I make the point that the experience of Evans is incomparable [with today]. The treatment Evans got once he was uncovered was so demonising and horrendous, it’s almost impossible to imagine when we live in the kind of world we live in today, Chesser told Sydney Star Observer.

Chesser pointed out, however, that the past is often misrepresented as a place that was instantly reactive to transgendered people.

The world is so different from what it was, but to see that world as being this wholly repressive, evil place, I think misses a lot of the subtlety that was there as well.
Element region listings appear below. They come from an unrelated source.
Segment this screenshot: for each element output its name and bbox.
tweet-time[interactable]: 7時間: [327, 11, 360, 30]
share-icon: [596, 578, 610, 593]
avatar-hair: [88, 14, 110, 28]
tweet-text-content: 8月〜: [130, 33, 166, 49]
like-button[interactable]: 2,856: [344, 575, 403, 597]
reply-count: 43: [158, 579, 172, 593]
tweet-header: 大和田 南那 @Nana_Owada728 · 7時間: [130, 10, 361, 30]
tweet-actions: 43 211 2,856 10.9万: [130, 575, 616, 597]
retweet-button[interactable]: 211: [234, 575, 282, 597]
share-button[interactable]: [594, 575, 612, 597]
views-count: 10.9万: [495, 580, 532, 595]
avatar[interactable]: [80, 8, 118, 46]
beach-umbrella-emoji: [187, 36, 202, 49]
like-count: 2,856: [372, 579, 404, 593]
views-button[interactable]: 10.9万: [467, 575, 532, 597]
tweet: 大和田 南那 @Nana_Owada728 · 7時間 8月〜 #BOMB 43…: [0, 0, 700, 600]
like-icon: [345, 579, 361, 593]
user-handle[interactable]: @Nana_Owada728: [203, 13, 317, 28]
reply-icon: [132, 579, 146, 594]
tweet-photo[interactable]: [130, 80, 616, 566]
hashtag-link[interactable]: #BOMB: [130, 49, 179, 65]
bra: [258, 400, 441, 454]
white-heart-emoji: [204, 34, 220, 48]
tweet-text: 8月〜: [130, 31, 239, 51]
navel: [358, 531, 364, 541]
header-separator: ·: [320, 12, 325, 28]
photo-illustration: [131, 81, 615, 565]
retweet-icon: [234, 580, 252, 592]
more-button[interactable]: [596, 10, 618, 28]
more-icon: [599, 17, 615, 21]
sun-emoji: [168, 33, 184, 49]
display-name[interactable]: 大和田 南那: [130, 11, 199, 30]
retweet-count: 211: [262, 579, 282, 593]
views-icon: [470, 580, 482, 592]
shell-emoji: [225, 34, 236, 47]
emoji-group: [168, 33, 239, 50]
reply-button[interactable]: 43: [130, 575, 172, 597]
Evans and many other people lived for 20 or 30 years in small communities where there is a lot of evidence to say that their transformation was known of, but often wasn’t pursued in an official way.
Often people didn’t really feel the need to interfere or get the police involved.

Parting with my Sex was launched last week by Lesbian and Gay Archives president Graham Willett at Melbourne’s Hares and Hyenas Bookshop.

Australia is already kind of an inverted place, we’re the bottom of the world, the seasons are inverted, the trees keep the leaves and lose their bark, the black swan and all those kind of tropes. One of the ways people try and fit these revelations in is to say, isn’t Australia a kind of funny place? he said.

Chesser trawled through newspapers, court notes and historical accounts to find the stories.

One of the fascinating things of the project is that I’m looking for something that, in its perfect form, is invisible. I’m only really finding the cases where the intention to live as the other sex or pass as the other sex has come unstuck in some fashion, she said.

People who actually manage to carry it off, well, they’re invisible because no-one’s noticed or nothing has happened to them to come to the attention of newspapers.

info: Parting with my Sex is published by Sydney University Press.